For more than two-and-a-half years, the Bush administration steadily has been filling the oil reserve. The SPR currently holds 659 million barrels, about 40 million shy of the goal of 700 million barrels. That level is the equivalent of a nearly 60-day supply of U.S. petroleum imports, which totaled 12.8 million barrels per day in March, a level that is more than twice the volume of daily U.S. imports in 1973. While turmoil in the Middle East would not shut off oil imports from major Western Hemisphere suppliers, any Middle East supply disruption would send the world price soaring, making SPR supplies far more valuable than they are today.

Mr. Kerry wants to divert the current SPR fill-rate of 105,000 barrels per day — about one-half of 1 percent of America’s total daily oil consumption of 20 million barrels.
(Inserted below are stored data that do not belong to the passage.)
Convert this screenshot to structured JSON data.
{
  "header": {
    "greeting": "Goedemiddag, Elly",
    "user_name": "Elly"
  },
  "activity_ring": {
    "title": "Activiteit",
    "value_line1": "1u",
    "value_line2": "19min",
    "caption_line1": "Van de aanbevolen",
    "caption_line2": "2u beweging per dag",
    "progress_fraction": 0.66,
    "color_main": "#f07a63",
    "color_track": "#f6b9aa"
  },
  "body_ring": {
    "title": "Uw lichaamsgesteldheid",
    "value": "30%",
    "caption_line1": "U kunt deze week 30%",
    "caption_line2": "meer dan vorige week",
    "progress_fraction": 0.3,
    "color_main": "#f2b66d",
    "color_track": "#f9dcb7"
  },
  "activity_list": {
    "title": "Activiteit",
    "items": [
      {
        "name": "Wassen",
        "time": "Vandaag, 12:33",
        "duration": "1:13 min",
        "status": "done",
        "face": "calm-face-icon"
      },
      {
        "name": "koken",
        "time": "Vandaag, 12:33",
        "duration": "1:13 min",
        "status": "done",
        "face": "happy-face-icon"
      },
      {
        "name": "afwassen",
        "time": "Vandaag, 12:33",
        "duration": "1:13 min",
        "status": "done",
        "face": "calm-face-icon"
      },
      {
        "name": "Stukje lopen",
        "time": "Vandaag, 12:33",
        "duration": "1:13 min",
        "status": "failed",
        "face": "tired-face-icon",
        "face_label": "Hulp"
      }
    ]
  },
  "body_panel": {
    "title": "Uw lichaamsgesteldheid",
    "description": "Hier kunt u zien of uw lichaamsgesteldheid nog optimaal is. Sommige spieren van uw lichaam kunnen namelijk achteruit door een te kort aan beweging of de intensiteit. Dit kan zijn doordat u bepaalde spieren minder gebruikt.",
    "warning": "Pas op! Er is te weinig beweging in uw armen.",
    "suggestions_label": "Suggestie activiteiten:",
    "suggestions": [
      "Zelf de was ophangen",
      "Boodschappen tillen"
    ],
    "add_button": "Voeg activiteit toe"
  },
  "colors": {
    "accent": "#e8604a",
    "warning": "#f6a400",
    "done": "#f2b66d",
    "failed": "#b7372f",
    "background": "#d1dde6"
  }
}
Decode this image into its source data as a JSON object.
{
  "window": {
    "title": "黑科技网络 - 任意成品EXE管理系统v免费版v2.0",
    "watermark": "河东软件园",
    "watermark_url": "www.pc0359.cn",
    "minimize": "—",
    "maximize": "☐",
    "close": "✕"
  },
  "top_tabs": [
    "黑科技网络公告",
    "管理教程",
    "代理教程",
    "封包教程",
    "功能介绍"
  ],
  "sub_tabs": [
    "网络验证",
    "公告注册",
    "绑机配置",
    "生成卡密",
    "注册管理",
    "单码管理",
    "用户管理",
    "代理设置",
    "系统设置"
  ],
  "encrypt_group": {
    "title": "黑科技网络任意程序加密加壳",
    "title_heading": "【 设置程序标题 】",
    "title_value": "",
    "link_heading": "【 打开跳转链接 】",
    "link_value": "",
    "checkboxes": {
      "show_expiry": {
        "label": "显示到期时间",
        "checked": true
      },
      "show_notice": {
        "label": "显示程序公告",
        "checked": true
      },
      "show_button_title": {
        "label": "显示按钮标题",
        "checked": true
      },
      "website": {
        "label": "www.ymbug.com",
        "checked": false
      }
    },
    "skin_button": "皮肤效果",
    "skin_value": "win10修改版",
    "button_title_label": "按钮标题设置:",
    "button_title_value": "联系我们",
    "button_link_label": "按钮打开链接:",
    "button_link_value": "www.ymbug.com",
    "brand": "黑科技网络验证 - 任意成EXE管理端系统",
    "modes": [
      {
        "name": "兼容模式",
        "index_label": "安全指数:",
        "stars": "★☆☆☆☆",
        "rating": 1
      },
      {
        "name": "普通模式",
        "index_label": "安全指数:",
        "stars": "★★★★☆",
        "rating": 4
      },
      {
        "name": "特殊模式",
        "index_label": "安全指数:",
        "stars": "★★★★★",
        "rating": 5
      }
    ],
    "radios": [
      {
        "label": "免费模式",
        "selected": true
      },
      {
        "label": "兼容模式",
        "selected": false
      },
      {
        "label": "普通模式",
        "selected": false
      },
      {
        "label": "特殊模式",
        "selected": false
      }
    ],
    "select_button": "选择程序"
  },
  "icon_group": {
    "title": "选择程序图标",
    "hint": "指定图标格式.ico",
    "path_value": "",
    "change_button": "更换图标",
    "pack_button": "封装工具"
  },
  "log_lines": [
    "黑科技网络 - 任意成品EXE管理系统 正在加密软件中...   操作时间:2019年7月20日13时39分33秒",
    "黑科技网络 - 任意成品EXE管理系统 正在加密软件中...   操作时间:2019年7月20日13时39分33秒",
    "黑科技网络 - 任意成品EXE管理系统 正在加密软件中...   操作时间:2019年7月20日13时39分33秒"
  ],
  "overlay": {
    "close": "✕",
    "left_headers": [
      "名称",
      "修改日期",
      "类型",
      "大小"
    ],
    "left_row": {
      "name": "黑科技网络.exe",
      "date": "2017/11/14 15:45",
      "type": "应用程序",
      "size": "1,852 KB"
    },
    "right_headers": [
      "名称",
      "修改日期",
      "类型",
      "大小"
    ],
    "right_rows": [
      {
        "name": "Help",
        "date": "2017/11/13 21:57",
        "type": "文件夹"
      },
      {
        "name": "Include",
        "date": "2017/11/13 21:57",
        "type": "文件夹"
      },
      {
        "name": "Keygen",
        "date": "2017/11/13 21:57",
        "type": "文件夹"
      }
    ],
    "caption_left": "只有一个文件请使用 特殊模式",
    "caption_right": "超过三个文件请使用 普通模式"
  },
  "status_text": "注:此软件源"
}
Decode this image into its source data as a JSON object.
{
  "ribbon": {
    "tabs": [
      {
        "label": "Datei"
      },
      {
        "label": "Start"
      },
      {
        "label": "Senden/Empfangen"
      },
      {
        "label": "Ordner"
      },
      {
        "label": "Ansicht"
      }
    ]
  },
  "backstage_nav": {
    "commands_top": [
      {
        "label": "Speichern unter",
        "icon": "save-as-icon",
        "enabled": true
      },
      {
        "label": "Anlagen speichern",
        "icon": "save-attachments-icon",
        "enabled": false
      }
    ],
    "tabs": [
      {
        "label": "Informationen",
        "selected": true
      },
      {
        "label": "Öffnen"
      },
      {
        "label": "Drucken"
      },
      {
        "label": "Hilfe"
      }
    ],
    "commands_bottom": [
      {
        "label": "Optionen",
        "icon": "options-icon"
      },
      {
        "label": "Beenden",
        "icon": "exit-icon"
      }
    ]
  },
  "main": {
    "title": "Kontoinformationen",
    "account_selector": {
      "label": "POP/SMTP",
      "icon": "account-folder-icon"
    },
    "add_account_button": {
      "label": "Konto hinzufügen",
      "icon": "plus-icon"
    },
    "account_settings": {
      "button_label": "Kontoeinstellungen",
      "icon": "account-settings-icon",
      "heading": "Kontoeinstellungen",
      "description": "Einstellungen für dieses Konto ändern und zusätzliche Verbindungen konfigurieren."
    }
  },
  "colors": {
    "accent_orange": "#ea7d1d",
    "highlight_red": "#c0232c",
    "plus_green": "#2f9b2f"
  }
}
That’s hardly enough to make a dent in the gasoline market.

Coming from a family that owns five palatial, energy-consuming homes, its very own Gulfstream II jet, a 42-foot powerboat, eight vehicles (including two Jeeps and a Chevy Suburban) and a Harley, Mr. Kerry has no standing when it comes to dealing with energy problems or the current surge in gasoline prices. Nevertheless, Mr. Kerry wants middle- and working-class Americans to believe that he truly feels their pain.

After having spent the past three years leading the Democratic opposition to the Bush administration’s efforts to expand domestic oil supplier, Mr. Kerry needs to keep his hands off America’s long-term strategic insurance policy.